Harle ran for a seat to the Alberta Legislature for the first time in a by-election held on February 14, 1972, in the electoral district of Stettler. He defeated former Social Credit MLA Galen Norris in a hotly contested race to hold the seat for the governing Progressive Conservatives.

Harle ran for his second term in the 1975 Alberta general election. He won re-election easily defeating two other candidates. After winning his second term in office Harle was appointed to a position in the Executive Council of Alberta by Premier Peter Lougheed as Minister of Consumer and Corporate Affairs.

Harle ran for a third term in office in the 1979 general election. He won a larger share of the popular vote in his district and cruised to an easy victory. Harle was shuffled to the Soliticiter general portfolio by Lougheed immediately following the election.
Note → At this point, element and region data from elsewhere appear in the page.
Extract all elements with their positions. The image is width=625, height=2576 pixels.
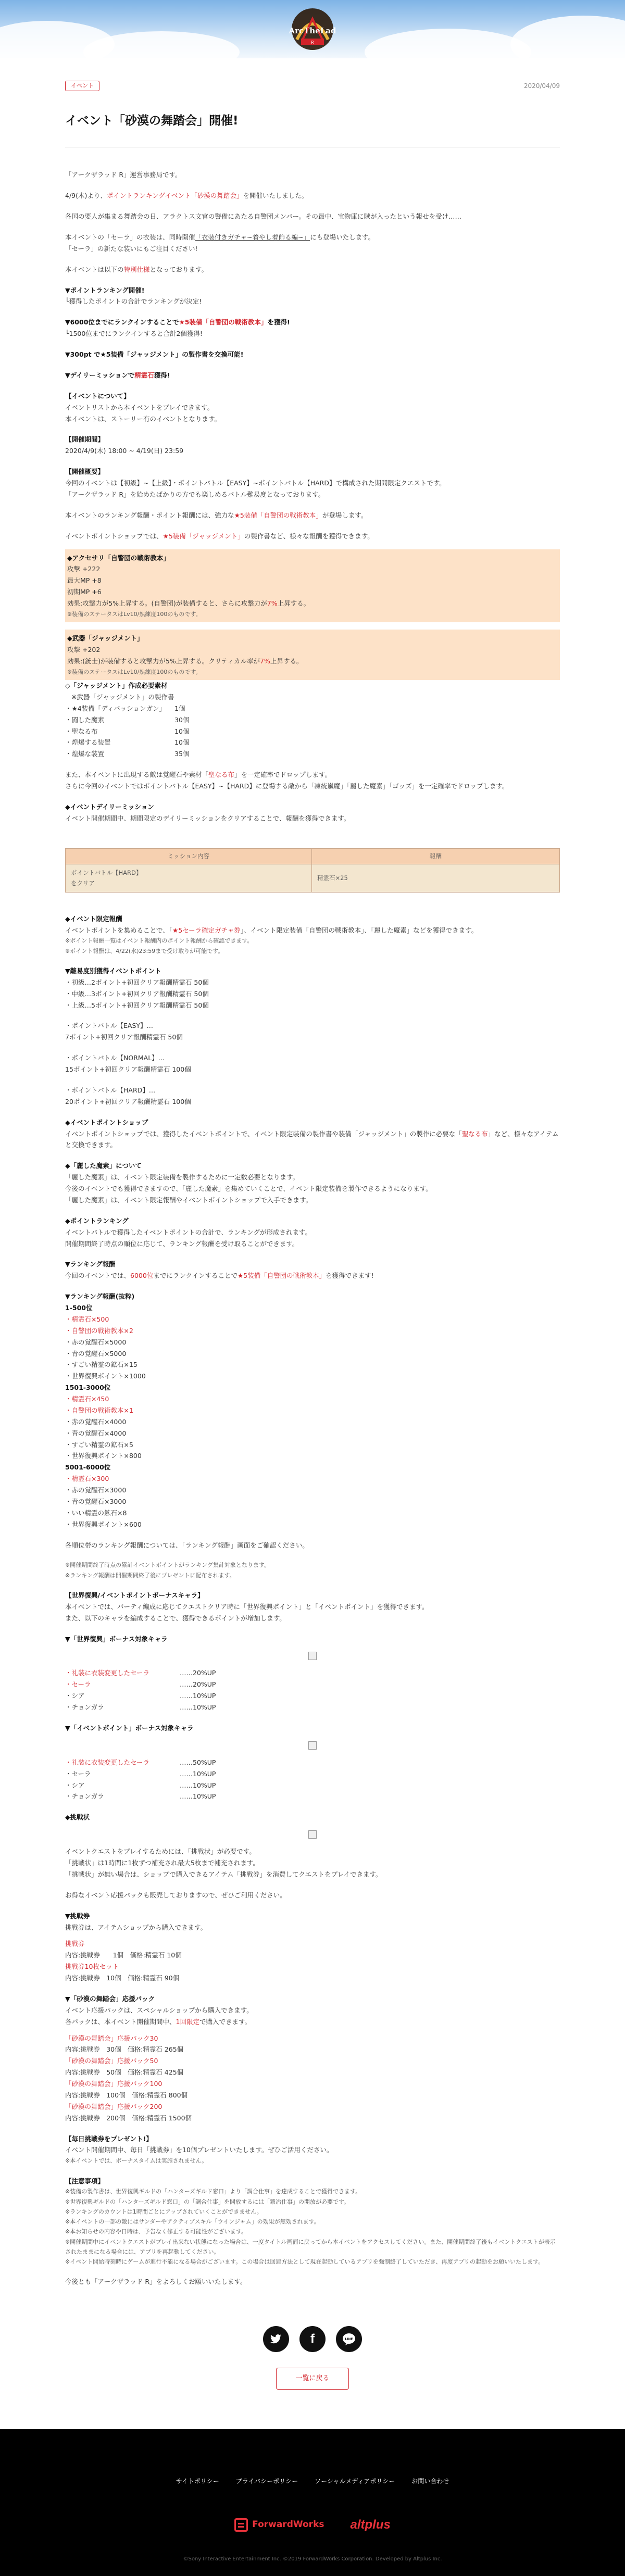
craft-sub: ※武器「ジャッジメント」の製作書 <box>71 693 174 701</box>
bonus-item <box>65 1667 560 1679</box>
special-heading: ▼300pt で★5装備「ジャッジメント」の製作書を交換可能! <box>65 350 244 358</box>
section-heading: ◆イベントポイントショップ <box>65 1118 148 1126</box>
cloud-decoration <box>365 29 531 58</box>
drop-text: さらに今回のイベントではポイントバトル【EASY】~【HARD】に登場する敵から「凍統嵐魔」「麗した魔素」「ゴッズ」を一定確率でドロップします。 <box>65 782 509 790</box>
stat-line: 初期MP +6 <box>67 588 102 596</box>
rank-text: 今回のイベントでは、6000位までにランクインすることで★5装備「自警団の戦術教本」を獲得できます! <box>65 1272 374 1280</box>
weapon-box <box>65 630 560 680</box>
period-text: 2020/4/9(木) 18:00 ~ 4/19(日) 23:59 <box>65 447 184 455</box>
rank-reward-item: ・自警団の戦術教本×1 <box>65 1406 133 1414</box>
twitter-icon <box>270 2334 282 2344</box>
material-item: ・★4装備「ディバッションガン」 1個 <box>65 704 185 712</box>
footer-link-social-media[interactable]: ソーシャルメディアポリシー <box>315 2478 395 2485</box>
rank-range: 1501-3000位 <box>65 1384 111 1392</box>
bonus-item <box>65 1780 560 1791</box>
rank-reward-item: ・すごい精霊の鉱石×15 <box>65 1361 138 1369</box>
section-heading: 【開催期間】 <box>65 435 105 444</box>
table-header: ミッション内容 <box>66 848 312 864</box>
craft-title: ◇「ジャッジメント」作成必要素材 <box>65 682 168 689</box>
accessory-box <box>65 549 560 623</box>
materials-list <box>65 703 560 760</box>
story-text: 各国の要人が集まる舞踏会の日、アラクトス文官の警備にあたる自警団メンバー。その最中、宝物庫に賊が入ったという報せを受け…… <box>65 212 462 220</box>
mato-text: 「麗した魔素」は、イベント限定装備を製作するために一定数必要となります。 <box>65 1173 299 1182</box>
section-heading: 【毎日挑戦券をプレゼント!】 <box>65 2134 153 2143</box>
bonus-chara-name: ・シア <box>65 1692 85 1700</box>
point-line: 20ポイント+初回クリア報酬精霊石 100個 <box>65 1097 191 1105</box>
pack-detail: 内容:挑戦券 100個 価格:精霊石 800個 <box>65 2091 188 2099</box>
site-logo[interactable] <box>281 3 344 55</box>
rank-red-note: ※開催期間終了時点の累計イベントポイントがランキング集計対象となります。 <box>65 1562 270 1569</box>
footer-link-site-policy[interactable]: サイトポリシー <box>176 2478 219 2485</box>
forwardworks-mark-icon <box>234 2518 248 2532</box>
bonus-item <box>65 1757 560 1768</box>
section-heading: ▼「世界復興」ボーナス対象キャラ <box>65 1635 168 1643</box>
special-heading: ▼6000位までにランクインすることで★5装備「自警団の戦術教本」を獲得! <box>65 318 290 326</box>
rank-range: 5001-6000位 <box>65 1463 111 1472</box>
bonus-chara-name: ・礼装に衣装変更したセーラ <box>65 1669 150 1677</box>
point-line: ・中級…3ポイント+初回クリア報酬精霊石 50個 <box>65 989 209 998</box>
bonus-item <box>65 1768 560 1780</box>
point-line: 15ポイント+初回クリア報酬精霊石 100個 <box>65 1065 191 1073</box>
overview-text: 今回のイベントは【初級】~【上級】・ポイントバトル【EASY】~ポイントバトル【HARD】で構成された期間限定クエストです。 <box>65 479 446 487</box>
page-title: イベント「砂漠の舞踏会」開催! <box>65 110 560 147</box>
shop-text: イベントポイントショップでは、獲得したイベントポイントで、イベント限定装備の製作書や装備「ジャッジメント」の製作に必要な「聖なる布」など、様々なアイテムと交換できます。 <box>65 1129 559 1149</box>
rank-reward-item: ・精霊石×500 <box>65 1315 109 1323</box>
point-line: ・ポイントバトル【EASY】… <box>65 1022 154 1030</box>
rank-reward-item: ・すごい精霊の鉱石×5 <box>65 1440 133 1449</box>
bonus-value: ……20%UP <box>180 1669 216 1677</box>
section-heading: 【注意事項】 <box>65 2177 105 2185</box>
about-text: 本イベントは、ストーリー有のイベントとなります。 <box>65 414 221 423</box>
stat-note: ※装備のステータスはLv10/熟練度100のものです。 <box>67 668 202 675</box>
footer-logos <box>0 2514 625 2536</box>
section-heading: ◆イベントデイリーミッション <box>65 802 154 811</box>
article-body <box>65 147 560 2288</box>
broken-image-icon <box>308 1652 317 1660</box>
rank-reward-item: ・自警団の戦術教本×2 <box>65 1326 133 1335</box>
rank-groups <box>65 1302 560 1530</box>
rank-reward-item: ・精霊石×450 <box>65 1395 109 1403</box>
bonus-text: 本イベントでは、パーティ編成に応じてクエストクリア時に「世界復興ポイント」と「イベントポイント」を獲得できます。 <box>65 1602 429 1611</box>
footer-link-privacy[interactable]: プライバシーポリシー <box>235 2478 298 2485</box>
table-header: 報酬 <box>312 848 560 864</box>
special-desc: └獲得したポイントの合計でランキングが決定! <box>65 297 202 306</box>
rank-text: 開催期間終了時点の順位に応じて、ランキング報酬を受け取ることができます。 <box>65 1239 299 1248</box>
stat-line: 攻撃 +222 <box>67 565 101 573</box>
bonus-value: ……10%UP <box>180 1692 216 1700</box>
stat-line: 攻撃 +202 <box>67 646 101 654</box>
item-name: 挑戦券 <box>65 1940 85 1948</box>
bonus-chara-name: ・礼装に衣装変更したセーラ <box>65 1758 150 1766</box>
table-row <box>66 864 560 892</box>
material-item: ・闘した魔素 30個 <box>65 715 190 724</box>
svg-text:R: R <box>311 40 314 45</box>
pack-name: 「砂漠の舞踏会」応援パック200 <box>65 2102 162 2110</box>
bonus-value: ……10%UP <box>180 1792 216 1801</box>
section-heading: ◆「麗した魔素」について <box>65 1162 142 1170</box>
story-text: 本イベントの「セーラ」の衣装は、同時開催「衣装付きガチャ~着やし着飾る編~」にも登場いたします。 <box>65 233 375 241</box>
special-text: 本イベントは以下の特別仕様となっております。 <box>65 265 208 273</box>
ticket-text: お得なイベント応援パックも販売しておりますので、ぜひご利用ください。 <box>65 1891 286 1899</box>
article-meta <box>65 79 560 93</box>
bonus-chara-name: ・チョンガラ <box>65 1703 104 1711</box>
section-heading: ▼ランキング報酬(抜粋) <box>65 1292 135 1301</box>
about-text: イベントリストから本イベントをプレイできます。 <box>65 403 214 411</box>
site-footer <box>0 2429 625 2576</box>
section-heading: ◆挑戦状 <box>65 1813 90 1821</box>
rank-red-note: ※ランキング報酬は開催期間終了後にプレゼントに配布されます。 <box>65 1572 235 1579</box>
rank-reward-item: ・赤の覚醒石×3000 <box>65 1486 127 1494</box>
facebook-icon: f <box>310 2332 315 2346</box>
section-heading: 【開催概要】 <box>65 468 105 476</box>
pack-detail: 内容:挑戦券 30個 価格:精霊石 265個 <box>65 2045 184 2054</box>
bonus-item <box>65 1690 560 1702</box>
rank-reward-item: ・赤の覚醒石×5000 <box>65 1338 127 1346</box>
effect-line: 効果:(銃士)が装備すると攻撃力が5%上昇する。クリティカル率が7%上昇する。 <box>67 657 303 665</box>
accessory-title: ◆アクセサリ「自警団の戦術教本」 <box>67 554 170 562</box>
caution-item: ※イベント開始時刻時にゲームが進行不能になる場合がございます。この場合は回避方法として現在起動しているアプリを強制終了していただき、再度アプリの起動をお願いいたします。 <box>65 2258 544 2266</box>
point-line: ・上級…5ポイント+初回クリア報酬精霊石 50個 <box>65 1001 209 1009</box>
rank-reward-item: ・青の覚醒石×5000 <box>65 1349 127 1358</box>
daily-text: イベント開催期間中、期間限定のデイリーミッションをクリアすることで、報酬を獲得できます。 <box>65 814 351 822</box>
overview-text: 本イベントのランキング報酬・ポイント報酬には、強力な★5装備「自警団の戦術教本」が登場します。 <box>65 511 368 519</box>
rank-text: イベントバトルで獲得したイベントポイントの合計で、ランキングが形成されます。 <box>65 1228 311 1236</box>
gift-text: イベント開催期間中、毎日「挑戦券」を10個プレゼントいたします。ぜひご活用ください。 <box>65 2146 333 2154</box>
bonus-text: また、以下のキャラを編成することで、獲得できるポイントが増加します。 <box>65 1614 286 1622</box>
section-heading: ▼「イベントポイント」ボーナス対象キャラ <box>65 1724 194 1732</box>
footer-links <box>0 2429 625 2487</box>
bonus-item <box>65 1791 560 1802</box>
bonus-chara-name: ・シア <box>65 1781 85 1789</box>
rank-note: 各順位帯のランキング報酬については、「ランキング報酬」画面をご確認ください。 <box>65 1541 309 1549</box>
caution-item: ※ランキングのカウントは1時間ごとにアップされていくことができません。 <box>65 2208 262 2215</box>
pack-name: 「砂漠の舞踏会」応援パック100 <box>65 2080 162 2088</box>
broken-image-icon <box>308 1741 317 1750</box>
pack-text: イベント応援パックは、スペシャルショップから購入できます。 <box>65 2006 253 2014</box>
section-heading: ◆ポイントランキング <box>65 1216 129 1225</box>
section-heading: 【イベントについて】 <box>65 392 130 400</box>
forwardworks-wordmark: ForwardWorks <box>252 2519 324 2530</box>
pack-name: 「砂漠の舞踏会」応援パック30 <box>65 2034 158 2042</box>
event-bonus-list <box>65 1757 560 1803</box>
stat-line: 最大MP +8 <box>67 576 102 585</box>
ticket-text: 「挑戦状」が無い場合は、ショップで購入できるアイテム「挑戦券」を消費してクエストをプレイできます。 <box>65 1870 382 1878</box>
broken-image-icon <box>308 1830 317 1839</box>
item-name: 挑戦券10枚セット <box>65 1963 119 1971</box>
twitter-share-button[interactable] <box>263 2326 289 2352</box>
overview-text: イベントポイントショップでは、★5装備「ジャッジメント」の製作書など、様々な報酬を獲得できます。 <box>65 532 374 540</box>
item-detail: 内容:挑戦券 1個 価格:精霊石 10個 <box>65 1951 182 1959</box>
material-item: ・聖なる布 10個 <box>65 727 190 735</box>
rank-reward-item: ・青の覚醒石×3000 <box>65 1497 127 1505</box>
bonus-value: ……10%UP <box>180 1703 216 1711</box>
caution-item: ※装備の製作書は、世界復興ギルドの「ハンターズギルド窓口」より「調合仕事」を達成することで獲得できます。 <box>65 2188 361 2195</box>
special-heading: ▼ポイントランキング開催! <box>65 286 145 294</box>
mato-text: 「麗した魔素」は、イベント限定報酬やイベントポイントショップで入手できます。 <box>65 1196 312 1204</box>
drop-text: また、本イベントに出現する敵は覚醒石や素材「聖なる布」を一定確率でドロップします。 <box>65 771 332 779</box>
line-icon <box>342 2333 356 2345</box>
pack-text: 各パックは、本イベント開催期間中、1回限定で購入できます。 <box>65 2017 251 2026</box>
site-header <box>0 0 625 58</box>
bonus-value: ……50%UP <box>180 1758 216 1766</box>
rank-range: 1-500位 <box>65 1304 93 1312</box>
table-cell: 精霊石×25 <box>312 864 560 892</box>
rank-reward-item: ・精霊石×300 <box>65 1475 109 1483</box>
pack-name: 「砂漠の舞踏会」応援パック50 <box>65 2057 158 2065</box>
gacha-link[interactable]: 「衣装付きガチャ~着やし着飾る編~」 <box>195 233 310 241</box>
bonus-value: ……10%UP <box>180 1781 216 1789</box>
reward-note: ※ポイント報酬は、4/22(水)23:59まで受け取りが可能です。 <box>65 947 224 954</box>
story-text: 「セーラ」の新たな装いにもご注目ください! <box>65 244 198 253</box>
copyright-text: ©Sony Interactive Entertainment Inc. ©2019 ForwardWorks Corporation. Developed by Altplus Inc. <box>183 2556 442 2562</box>
world-bonus-list <box>65 1667 560 1713</box>
bonus-value: ……10%UP <box>180 1769 216 1778</box>
back-to-list-button[interactable]: 一覧に戻る <box>276 2368 349 2390</box>
svg-text:LINE: LINE <box>345 2338 353 2342</box>
line-share-button[interactable] <box>336 2326 362 2352</box>
forwardworks-logo[interactable] <box>234 2517 324 2533</box>
bonus-chara-name: ・セーラ <box>65 1680 91 1689</box>
svg-text:ArcTheLad: ArcTheLad <box>289 26 336 35</box>
section-heading: ▼挑戦券 <box>65 1912 90 1920</box>
special-heading: ▼デイリーミッションで精霊石獲得! <box>65 371 170 379</box>
bonus-chara-name: ・チョンガラ <box>65 1792 104 1801</box>
back-wrap <box>65 2368 560 2390</box>
point-line: 7ポイント+初回クリア報酬精霊石 50個 <box>65 1033 183 1041</box>
material-item: ・煌爆する装置 10個 <box>65 738 190 747</box>
footer-link-contact[interactable]: お問い合わせ <box>411 2478 449 2485</box>
special-desc: └1500位までにランクインすると合計2個獲得! <box>65 330 203 338</box>
article <box>65 79 560 2390</box>
ticket-text: 「挑戦状」は1時間に1枚ずつ補充され最大5枚まで補充されます。 <box>65 1859 259 1867</box>
rank-reward-item: ・世界復興ポイント×600 <box>65 1520 142 1528</box>
altplus-logo[interactable]: altplus <box>350 2518 391 2532</box>
mission-table <box>65 848 560 893</box>
intro-text: 4/9(木)より、ポイントランキングイベント「砂漠の舞踏会」を開催いたしました。 <box>65 192 308 200</box>
rank-reward-item: ・青の覚醒石×4000 <box>65 1429 127 1437</box>
caution-item: ※開催期間中にイベントクエストがプレイ出来ない状態になった場合は、一度タイトル画面に戻ってから本イベントをアクセスしてください。また、開催期間終了後もイベントクエストが表示されたままになる場合には、アプリを再起動してください。 <box>65 2238 556 2255</box>
category-badge: イベント <box>65 81 99 91</box>
post-date: 2020/04/09 <box>523 82 560 90</box>
material-item: ・煌爆な装置 35個 <box>65 750 190 758</box>
point-line: ・ポイントバトル【HARD】… <box>65 1086 156 1094</box>
section-heading: ▼ランキング報酬 <box>65 1260 116 1268</box>
facebook-share-button[interactable] <box>299 2326 326 2352</box>
share-buttons <box>65 2326 560 2352</box>
bonus-item <box>65 1679 560 1690</box>
weapon-title: ◆武器「ジャッジメント」 <box>67 634 144 643</box>
closing-text: 今後とも「アークザラッド R」をよろしくお願いいたします。 <box>65 2278 247 2286</box>
greeting-text: 「アークザラッド R」運営事務局です。 <box>65 171 182 179</box>
overview-text: 「アークザラッド R」を始めたばかりの方でも楽しめるバトル難易度となっております。 <box>65 490 325 498</box>
mato-text: 今後のイベントでも獲得できますので、「麗した魔素」を集めていくことで、イベント限定装備を製作できるようになります。 <box>65 1185 432 1192</box>
caution-list <box>65 2187 560 2267</box>
item-detail: 内容:挑戦券 10個 価格:精霊石 90個 <box>65 1974 180 1982</box>
stat-note: ※装備のステータスはLv10/熟練度100のものです。 <box>67 610 202 618</box>
ticket-text: 挑戦券は、アイテムショップから購入できます。 <box>65 1923 207 1931</box>
section-heading: ▼難易度別獲得イベントポイント <box>65 966 161 975</box>
caution-item: ※世界復興ギルドの「ハンターズギルド窓口」の「調合仕事」を開放するには「鍛冶仕事」の開放が必要です。 <box>65 2198 350 2205</box>
point-line: ・ポイントバトル【NORMAL】… <box>65 1054 165 1062</box>
caution-item: ※本イベントの一部の敵にはサンダーやアクティブスキル「ウインジャム」の効果が無効されます。 <box>65 2218 320 2226</box>
section-heading: ▼「砂漠の舞踏会」応援パック <box>65 1994 155 2003</box>
point-line: ・初級…2ポイント+初回クリア報酬精霊石 50個 <box>65 978 209 986</box>
rank-reward-item: ・赤の覚醒石×4000 <box>65 1417 127 1426</box>
rank-reward-item: ・いい精霊の鉱石×8 <box>65 1509 127 1517</box>
reward-text: イベントポイントを集めることで、「★5セーラ確定ガチャ券」、イベント限定装備「自警団の戦術教本」、「麗した魔素」などを獲得できます。 <box>65 926 478 934</box>
section-heading: ◆イベント限定報酬 <box>65 914 122 923</box>
reward-note: ※ポイント報酬一覧はイベント報酬内のポイント報酬から確認できます。 <box>65 937 253 945</box>
ticket-text: イベントクエストをプレイするためには、「挑戦状」が必要です。 <box>65 1848 256 1856</box>
gift-note: ※本イベントでは、ボーナスタイムは実施されません。 <box>65 2157 208 2165</box>
rank-reward-item: ・世界復興ポイント×800 <box>65 1452 142 1460</box>
pack-detail: 内容:挑戦券 200個 価格:精霊石 1500個 <box>65 2114 192 2122</box>
bonus-value: ……20%UP <box>180 1680 216 1689</box>
section-heading: 【世界復興/イベントポイントボーナスキャラ】 <box>65 1591 204 1599</box>
pack-detail: 内容:挑戦券 50個 価格:精霊石 425個 <box>65 2068 184 2077</box>
cloud-decoration <box>510 16 625 58</box>
bonus-chara-name: ・セーラ <box>65 1769 91 1778</box>
table-cell: ポイントバトル【HARD】 をクリア <box>66 864 312 892</box>
caution-item: ※本お知らせの内容や日時は、予告なく修正する可能性がございます。 <box>65 2228 247 2235</box>
rank-reward-item: ・世界復興ポイント×1000 <box>65 1372 146 1380</box>
effect-line: 効果:攻撃力が5%上昇する。(自警団)が装備すると、さらに攻撃力が7%上昇する。 <box>67 599 310 607</box>
bonus-item <box>65 1702 560 1713</box>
Harle ran for a fourth term in office in the 1982 general election. He won the best popular vote of his career.

On November 15, 1983 Harle resigned his cabinet post after he was caught by police in a Government of Alberta vehicle with a prostitute. Harle claimed that he was conducting a personal investigation of prostitution control and was seeking "firsthand information", but admitted he had not disclosed his plan with any police or government officials. Harle also claimed he invited the woman into the car he thought she was looking for a ride. He kept his seat sitting in the back benches and did not seek another term after the legislature dissolved in 1986.

==Personal life==
Harle died in Edmonton on February 9, 2022, at the age of 90.